You should start by [monitoring the APM server] (Monitor APM Server | APM User Guide [8.6] | Elastic) and either scale your deployment vertically or horizontally or reduce the amount of data generated on the agent side via sampling.
Adding to what @Jonas_Kunz wrote, reducing the amount of data produced by the agents may be crucial, so in addition to sampling, check your configuration and make sure you did not set any that may cause this. For example, the trace_methods config may be the cause of creation of large amounts of spans if set to capture too many methods or methods that are executed very frequently.
In addition, span_min_duration and exit_span_min_duration can reduce the number of captured and sent spans by discarding the very fast ones.
Lastly, take a look at our short tuning guide, where there is a bit more info.
Thanks. Is there document with parameters to tune APM server with 8.X version?
I see the below parameters in legacy APM server document
apm-server.read_timeout | apm-server.write_timeout
APM Server doesn't need any output tunning, and versions >= 8.6.0 ship with major performance improvements. These are most noticeable given a powerful enough machine (>=6 cores / threads).
APM Server needs to be scaled in conjunction with Elasticsearch, making sure that your Elasticsearch is scaled out and up enough to be able to handle the load created by APM Server. In the majority of cases, Elasticsearch isn't scaled up or out to be able to process the APM Server's throughput, be sure to keep an eye on Elasticsearch's CPU usage and APM Server's usage. Very long response times may be an indicator that Elasticsearch is overloaded (needs more resources, more machines or the indices need to be tuned with a higher number of shards (generally 1 shard per Elasticsearch node)). By default the APM indices use a single shard.

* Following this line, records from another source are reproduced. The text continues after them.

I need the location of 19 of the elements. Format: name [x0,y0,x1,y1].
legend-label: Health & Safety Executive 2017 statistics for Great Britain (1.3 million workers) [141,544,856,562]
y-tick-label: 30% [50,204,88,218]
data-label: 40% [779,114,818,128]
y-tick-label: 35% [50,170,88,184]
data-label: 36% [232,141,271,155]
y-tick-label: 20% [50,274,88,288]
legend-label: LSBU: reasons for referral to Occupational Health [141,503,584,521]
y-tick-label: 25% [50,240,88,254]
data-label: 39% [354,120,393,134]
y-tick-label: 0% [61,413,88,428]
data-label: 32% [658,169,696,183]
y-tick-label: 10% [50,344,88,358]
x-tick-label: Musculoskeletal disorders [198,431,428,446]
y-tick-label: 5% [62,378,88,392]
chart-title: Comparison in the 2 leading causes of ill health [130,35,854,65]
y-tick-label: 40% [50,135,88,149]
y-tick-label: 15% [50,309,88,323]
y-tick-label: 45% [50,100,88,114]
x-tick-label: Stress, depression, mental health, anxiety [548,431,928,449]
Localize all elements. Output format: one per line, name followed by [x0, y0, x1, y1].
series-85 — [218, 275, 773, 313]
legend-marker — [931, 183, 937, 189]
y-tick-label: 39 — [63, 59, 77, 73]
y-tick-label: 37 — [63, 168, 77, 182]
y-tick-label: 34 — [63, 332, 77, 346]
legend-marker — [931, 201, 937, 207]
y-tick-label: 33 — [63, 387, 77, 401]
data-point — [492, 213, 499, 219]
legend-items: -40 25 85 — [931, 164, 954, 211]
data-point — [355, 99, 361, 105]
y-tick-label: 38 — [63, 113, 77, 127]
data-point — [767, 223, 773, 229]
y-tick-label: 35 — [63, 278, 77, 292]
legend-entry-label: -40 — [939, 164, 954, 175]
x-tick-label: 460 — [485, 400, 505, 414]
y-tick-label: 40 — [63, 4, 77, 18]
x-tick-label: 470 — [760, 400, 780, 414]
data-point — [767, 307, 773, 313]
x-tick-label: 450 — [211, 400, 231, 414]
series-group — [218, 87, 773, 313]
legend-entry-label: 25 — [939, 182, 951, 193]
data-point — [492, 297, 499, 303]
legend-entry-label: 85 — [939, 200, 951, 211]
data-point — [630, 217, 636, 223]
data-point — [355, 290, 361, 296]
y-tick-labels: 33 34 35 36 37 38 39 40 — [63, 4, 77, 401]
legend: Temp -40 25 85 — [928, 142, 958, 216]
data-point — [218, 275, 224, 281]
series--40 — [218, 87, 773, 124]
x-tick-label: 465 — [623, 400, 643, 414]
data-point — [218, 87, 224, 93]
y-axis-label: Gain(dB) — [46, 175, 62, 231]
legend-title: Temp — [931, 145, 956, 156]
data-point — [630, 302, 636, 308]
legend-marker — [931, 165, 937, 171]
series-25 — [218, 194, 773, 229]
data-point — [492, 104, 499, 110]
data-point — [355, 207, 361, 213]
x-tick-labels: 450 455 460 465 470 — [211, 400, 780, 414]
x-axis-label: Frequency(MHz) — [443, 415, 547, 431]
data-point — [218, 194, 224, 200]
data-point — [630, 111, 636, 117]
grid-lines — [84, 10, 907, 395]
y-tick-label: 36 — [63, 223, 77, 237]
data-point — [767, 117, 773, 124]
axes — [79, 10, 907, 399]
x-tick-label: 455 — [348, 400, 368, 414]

My colleagues have pointed you to the agent specific configuration that can be tuned to reduce the amount of data sent to the APM Server.
APM server running 5 instances in Kubernetes - 2 CPU request and no limit - CPU usage is less than 60% during read timeout error
Elasticsearch datanodes running 6 instances in Kubernetes - 2 CPU request and no limit - CPU usage is less than 40% during read timeout error
Elasticsearch ingest nodes running 3 instances in Kubernetes - 2 CPU request and no limit - CPU usage is less than 80% during read timeout error
Elasticsearch master running 3 instances in Kubernetes - 1 CPU request and no limit - CPU usage is less than 20% during read timeout error
Do i need to update any of the tuning params for APM server as i see read timeout and queue full error in APM agents logs?
Thanks for sharing more details. From what I can glean, it seems that all the pods are running without CPU limit, can you share details on how you are calculating the CPU usage? Also, I would suggest looking at Kubernetes node's CPU utilization to make sure that the node's are not overwhelmed.
It shouldn't be needed. If I understand correctly, the APM-Server version is still 8.4(?). If yes can you upgrade it to the latest 8.6.x version. As Marc mentioned earlier, APM-Server versions >= 8.6.0 ship with major performance improvements and autoscaling of internal indexers.